Kilbride Four Ashes LLP is promoting a Strategic
Rail Freight Interchange (SRFI) at Four Ashes in South Staffordshire
through the planning system, which will address clear demand established
through the West Midlands Regional Freight Study.
The development of a large 60 hectare plus intermodal
rail freight facility and associated warehousing will have a clear
benefit on the local and regional economy and will make a significant
impact on removing lorry movements from the roads, by helping
retailers and manufacturers to switch more freight onto rail.

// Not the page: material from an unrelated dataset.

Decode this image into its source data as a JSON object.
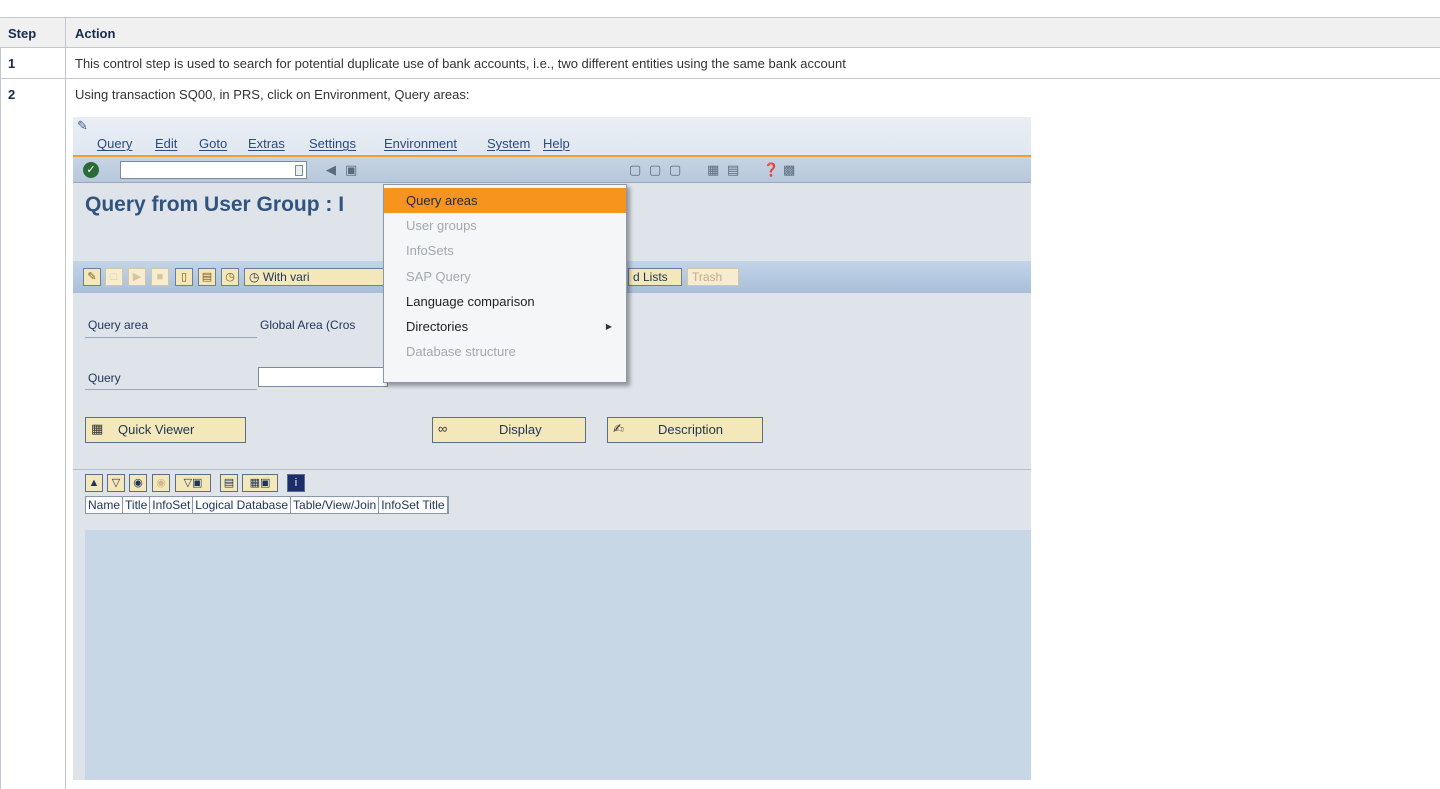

The benefits of these type of projects to the national
economy have been recognised in the Planning Act 2008, which introduced
SRFI's as a category of nationally significant infrastructure
in setting up the Infrastructure Planning Commission structure
(IPC).
The subsequent changes to the IPC have not altered
this view of the importance of nationally significant infrastructure,
but the removal of RSS processes will remove a method of establishing
the location for such large scale developments and will therefore
impact adversely on the ability of such projects to be delivered.
By way of example, the West Midlands RSS specifically recognised,
through Policy PA9, the need for Regional Logistics Sites. The
policy identified potential locations and priorities, and established
a set of criteria together with a mechanism for assessing and
bringing forward suitable sites. This policy framework has now
been lost.
By their nature, nationally significant infrastructure
projects are large in scale and are therefore rarely supported
by the immediate local community or planning authority. In the
absence of any regional planning system the Secretary of State
is likely to give considerable weight to the Local Planning Authority
view of the proposed development, providing opportunities to block
development but no process to allow for proper promotion that
reflects the regional/sub regional level.
The abolition of the RSS will also remove the mechanism
for delivering strategic planning policy when neighbouring planning
authorities disagree over where regional and sub regional development
needs to be located. Such disagreements are not unusual when urban
areas lack suitable locations for strategic infrastructure and
adjoining rural authorities are reluctant to accommodate sub regional
or regional requirements. Yet these types of project are vital
to regional economic development.
Kilbride propose in the wake of abolition of the
RSS structure, that space is still found in the planning system
to allow strategic planning processes to be developed, and would
recommend that the Local Enterprise Partnerships and Local Authorities
have an obligation to take into account clearly identified regional
economic development and infrastructure requirements. Where several
LEPs are being promoted to cover a large conurbation and its hinterland,
as is the case in the West Midlands, then that obligation must
extend to all the relevant LEPs and Local Authorities within the
catchment of a strategic proposal to ensure identified national
and regional infrastructure needs are met.